Handling live process output data inside of script?

I am trying to figure out how to handling live, ongoing, output of a process in python. I was given a script from my teammates, lets call it applicationAPI.py, that does the following things:

establish tcp connection to a host device
defines a number of metrics to pull from the application on the host device
outputs those metrics to my stdout in CSV format LIVE over a defined time interval, in this case every 60 seconds.

What I am trying to do is capture this live output data from this process, and parse it within my own python script. I tried to use subprocess with the following

import subprocess
import csv
import json

api_call = subprocess.run(['./applicationAPI.py', '-target_ip', '-username', 
'-password', 'metric1', 'metric2', 'metric3', '-u', '60'], capture_output=True, text=True, check=True)
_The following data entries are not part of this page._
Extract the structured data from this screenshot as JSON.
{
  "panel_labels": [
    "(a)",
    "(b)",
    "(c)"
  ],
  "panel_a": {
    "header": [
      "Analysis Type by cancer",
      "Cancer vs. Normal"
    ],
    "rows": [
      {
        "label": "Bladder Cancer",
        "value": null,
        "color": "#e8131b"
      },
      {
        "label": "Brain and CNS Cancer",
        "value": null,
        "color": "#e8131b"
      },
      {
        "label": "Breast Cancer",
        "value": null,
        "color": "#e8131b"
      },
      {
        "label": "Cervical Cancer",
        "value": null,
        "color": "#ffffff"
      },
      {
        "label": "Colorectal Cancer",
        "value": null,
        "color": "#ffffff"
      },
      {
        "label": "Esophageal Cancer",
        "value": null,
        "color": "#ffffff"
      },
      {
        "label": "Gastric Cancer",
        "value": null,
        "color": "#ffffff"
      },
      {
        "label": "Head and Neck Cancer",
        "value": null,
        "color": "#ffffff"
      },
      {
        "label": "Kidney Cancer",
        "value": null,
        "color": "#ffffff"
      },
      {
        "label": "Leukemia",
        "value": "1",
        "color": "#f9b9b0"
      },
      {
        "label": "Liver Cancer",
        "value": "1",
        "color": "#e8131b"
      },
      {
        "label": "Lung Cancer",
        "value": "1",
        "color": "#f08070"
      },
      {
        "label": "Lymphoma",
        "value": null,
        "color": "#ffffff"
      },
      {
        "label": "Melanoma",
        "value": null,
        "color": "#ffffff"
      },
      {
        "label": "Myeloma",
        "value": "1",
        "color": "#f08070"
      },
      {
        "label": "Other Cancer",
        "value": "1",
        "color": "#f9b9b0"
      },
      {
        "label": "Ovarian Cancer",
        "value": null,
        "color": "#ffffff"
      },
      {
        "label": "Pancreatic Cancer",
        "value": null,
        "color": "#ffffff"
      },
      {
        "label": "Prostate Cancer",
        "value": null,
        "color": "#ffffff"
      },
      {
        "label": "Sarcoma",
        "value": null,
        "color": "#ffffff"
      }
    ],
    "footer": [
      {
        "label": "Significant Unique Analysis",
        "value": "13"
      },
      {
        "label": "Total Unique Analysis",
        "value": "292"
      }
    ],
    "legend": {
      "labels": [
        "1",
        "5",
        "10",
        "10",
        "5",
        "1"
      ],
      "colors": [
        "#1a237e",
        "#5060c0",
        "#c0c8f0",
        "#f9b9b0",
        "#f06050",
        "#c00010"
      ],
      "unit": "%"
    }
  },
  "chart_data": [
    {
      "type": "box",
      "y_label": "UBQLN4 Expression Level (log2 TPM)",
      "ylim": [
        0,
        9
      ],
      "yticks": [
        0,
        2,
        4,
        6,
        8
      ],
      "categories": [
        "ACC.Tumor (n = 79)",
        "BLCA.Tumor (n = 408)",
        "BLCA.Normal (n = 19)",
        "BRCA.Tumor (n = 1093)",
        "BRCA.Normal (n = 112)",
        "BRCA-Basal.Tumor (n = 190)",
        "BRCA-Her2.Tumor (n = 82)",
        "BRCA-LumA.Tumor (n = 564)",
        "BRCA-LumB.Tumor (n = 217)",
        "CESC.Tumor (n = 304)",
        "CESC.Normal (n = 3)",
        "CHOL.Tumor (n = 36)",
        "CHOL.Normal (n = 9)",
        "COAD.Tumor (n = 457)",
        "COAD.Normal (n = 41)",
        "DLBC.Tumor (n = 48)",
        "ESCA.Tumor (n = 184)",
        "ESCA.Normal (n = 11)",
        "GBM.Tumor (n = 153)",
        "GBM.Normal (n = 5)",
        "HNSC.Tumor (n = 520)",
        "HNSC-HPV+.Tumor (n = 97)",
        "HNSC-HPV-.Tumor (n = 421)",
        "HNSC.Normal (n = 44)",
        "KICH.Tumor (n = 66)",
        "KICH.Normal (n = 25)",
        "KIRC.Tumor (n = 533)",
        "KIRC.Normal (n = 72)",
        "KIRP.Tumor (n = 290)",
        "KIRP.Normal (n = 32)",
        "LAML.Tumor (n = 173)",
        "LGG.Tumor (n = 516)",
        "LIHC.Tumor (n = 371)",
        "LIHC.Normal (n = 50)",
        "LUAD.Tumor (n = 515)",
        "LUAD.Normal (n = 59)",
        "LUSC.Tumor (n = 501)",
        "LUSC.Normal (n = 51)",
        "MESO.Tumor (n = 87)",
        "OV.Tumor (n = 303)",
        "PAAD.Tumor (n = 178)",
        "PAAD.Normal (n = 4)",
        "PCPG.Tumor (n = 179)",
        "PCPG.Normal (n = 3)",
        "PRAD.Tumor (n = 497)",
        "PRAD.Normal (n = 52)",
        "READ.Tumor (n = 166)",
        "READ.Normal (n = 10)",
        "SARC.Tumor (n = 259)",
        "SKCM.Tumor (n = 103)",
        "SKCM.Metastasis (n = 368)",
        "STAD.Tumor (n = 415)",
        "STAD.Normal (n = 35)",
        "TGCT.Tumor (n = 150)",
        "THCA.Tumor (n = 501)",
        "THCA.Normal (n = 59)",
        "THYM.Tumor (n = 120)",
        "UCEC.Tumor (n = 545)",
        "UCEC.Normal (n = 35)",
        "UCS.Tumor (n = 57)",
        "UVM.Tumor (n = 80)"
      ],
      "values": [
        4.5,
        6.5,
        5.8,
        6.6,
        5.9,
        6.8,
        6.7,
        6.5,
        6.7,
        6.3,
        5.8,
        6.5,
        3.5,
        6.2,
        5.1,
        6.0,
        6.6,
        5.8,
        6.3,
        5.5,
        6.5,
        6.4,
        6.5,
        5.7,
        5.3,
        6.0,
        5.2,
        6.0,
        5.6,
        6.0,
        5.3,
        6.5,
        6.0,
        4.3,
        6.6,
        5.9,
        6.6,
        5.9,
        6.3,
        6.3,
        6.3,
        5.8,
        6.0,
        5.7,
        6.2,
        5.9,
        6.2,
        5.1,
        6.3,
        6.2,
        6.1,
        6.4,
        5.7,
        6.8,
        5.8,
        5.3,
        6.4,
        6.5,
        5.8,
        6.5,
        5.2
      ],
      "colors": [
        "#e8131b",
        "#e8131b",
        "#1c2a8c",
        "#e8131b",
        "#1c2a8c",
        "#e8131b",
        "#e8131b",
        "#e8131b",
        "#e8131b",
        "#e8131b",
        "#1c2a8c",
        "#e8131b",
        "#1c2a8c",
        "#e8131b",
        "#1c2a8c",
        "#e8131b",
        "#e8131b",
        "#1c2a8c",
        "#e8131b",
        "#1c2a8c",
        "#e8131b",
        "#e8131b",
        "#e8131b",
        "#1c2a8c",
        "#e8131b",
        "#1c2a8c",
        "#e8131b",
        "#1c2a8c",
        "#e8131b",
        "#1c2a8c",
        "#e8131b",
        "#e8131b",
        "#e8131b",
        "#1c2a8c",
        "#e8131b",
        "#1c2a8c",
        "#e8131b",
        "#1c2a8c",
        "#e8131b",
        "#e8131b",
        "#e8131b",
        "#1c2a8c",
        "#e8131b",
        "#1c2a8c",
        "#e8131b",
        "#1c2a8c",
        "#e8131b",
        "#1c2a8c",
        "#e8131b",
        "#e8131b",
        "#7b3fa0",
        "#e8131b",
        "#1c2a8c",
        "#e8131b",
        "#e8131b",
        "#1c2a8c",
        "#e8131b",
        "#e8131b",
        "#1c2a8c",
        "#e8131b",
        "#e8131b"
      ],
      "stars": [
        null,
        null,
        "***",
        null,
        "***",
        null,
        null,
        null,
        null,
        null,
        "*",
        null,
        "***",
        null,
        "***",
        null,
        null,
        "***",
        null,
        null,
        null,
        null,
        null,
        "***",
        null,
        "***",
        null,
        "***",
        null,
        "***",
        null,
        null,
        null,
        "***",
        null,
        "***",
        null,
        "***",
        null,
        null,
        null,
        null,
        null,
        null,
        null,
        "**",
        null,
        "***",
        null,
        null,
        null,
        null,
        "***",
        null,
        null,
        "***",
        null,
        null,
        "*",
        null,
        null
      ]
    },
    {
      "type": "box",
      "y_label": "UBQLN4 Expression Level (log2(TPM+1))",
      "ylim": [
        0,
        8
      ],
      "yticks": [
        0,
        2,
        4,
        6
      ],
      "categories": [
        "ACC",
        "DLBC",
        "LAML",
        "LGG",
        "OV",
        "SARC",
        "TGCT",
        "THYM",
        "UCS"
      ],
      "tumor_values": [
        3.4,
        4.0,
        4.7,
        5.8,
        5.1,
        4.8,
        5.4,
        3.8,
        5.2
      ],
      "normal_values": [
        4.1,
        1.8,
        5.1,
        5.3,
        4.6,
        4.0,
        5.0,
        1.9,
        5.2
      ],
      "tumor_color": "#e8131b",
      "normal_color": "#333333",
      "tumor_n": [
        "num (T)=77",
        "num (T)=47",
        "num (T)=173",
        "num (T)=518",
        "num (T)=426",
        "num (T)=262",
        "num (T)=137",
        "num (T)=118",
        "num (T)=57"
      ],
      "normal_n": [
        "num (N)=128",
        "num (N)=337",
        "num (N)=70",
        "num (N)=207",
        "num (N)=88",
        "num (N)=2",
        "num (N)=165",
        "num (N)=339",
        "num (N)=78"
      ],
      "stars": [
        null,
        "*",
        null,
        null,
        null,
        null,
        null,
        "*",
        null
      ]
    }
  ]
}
api_response = (api_call.stdout)
f = StringIO(api_response)
reader = csv.reader(f)
for line in reader:
    print(line)

But it's not working. The problem is that the process is ongoing. For the 60 second time interval it will keep outputting data to stdout. But it never returns a return code or finishes executing. I tried to just redirect to a file, but again, because its the same process the output file would just grow and grow forever. I do not know how to capture or manipulate this data so I can parse it within my script.

Solution

You could use the lower level Popen class which gives you stdout and stderr pipes to read. Redirect stderr to a file when starting the process then read csv information from stdout until it completes. A final wait for the process to end and read the return code.

import subprocess
import csv
import json
import tempfile

with tempfile.TemporaryFile() as stderr_file:

    api_call = subprocess.Popen(['./applicationAPI.py', '-target_ip', '-username',
        '-password', 'metric1', 'metric2', 'metric3', '-u', '60'],
        stdout=subprocess.PIPE, stderr=stderr_file)
    for row in csv.reader((line.decode() for line in api_call.stdout)):
        print(row)
    api_call.wait()
    if api_call.returncode != 0:
        stderr_file.seek(0)
        print(stderr_file.read())

This isn't real time. Because you are using pipes, not a terminal, the program will buffer stdout. You'll only see output on block size boundaries (perhaps every 2048 bytes, but it's system dependent). Sometimes programs include a flag that tells it to flush stdout on every newline. Perhaps this program has one or it could be implemented?